Specifically, I had a bill that passed the Senate last week called the Video Services Act. It was an issue I felt had merit in bringing equality to the video service providers across the state and the communities they serve. Some misinformation got out early on in the process after the bill was filed, and I had questions over and over about things that the bill didn’t do or didn’t reach. I spent hours meeting with people about trying to correct misconceptions. I spent time emailing folks all over Arkansas who were inquiring about information they received that was inaccurate.

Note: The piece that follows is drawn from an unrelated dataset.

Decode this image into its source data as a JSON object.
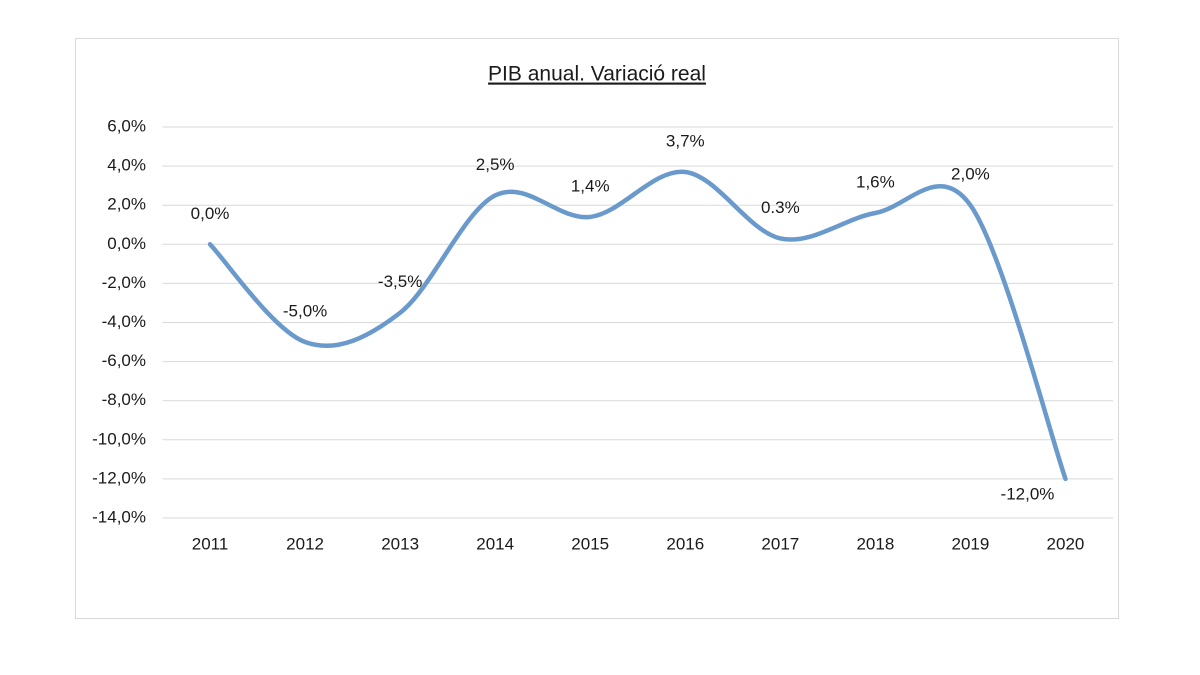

Part of our job as legislators on issues like this is to bring compromise and build consensus. I genuinely believe the successful statesmen are those who bring people together for the good of the city, state, or nation, and I think the public recognizes those statesmen more often than not.
We ended up with an agreed to bill that hopefully satisfied many of the concerns of both sides and allowed Arkansas to move forward with a better competitive environment and a level playing field. All good for the consumer!
We get a lot of communication during the Session by email. Many times someone just wants you to vote for or against a bill. Sometimes they want to try to convince us as lawmakers what we are doing is wrong, and sometimes they are more forceful in their words than others. I appreciate the viewpoints of every person who emails me their opinions or convictions. I try to be accessible and open to hearing concerns, thoughts, and ideas whether we agree or not.
At the end of the day, we all have roles to play. Many simply are not afforded the opportunity to run for office because of work or family responsibilities. That doesn’t mean they don’t have a voice.
Get in the game. Be involved. Make sure you don’t get lulled into thinking that one voice doesn’t matter.
You can make a difference, but only if you engage.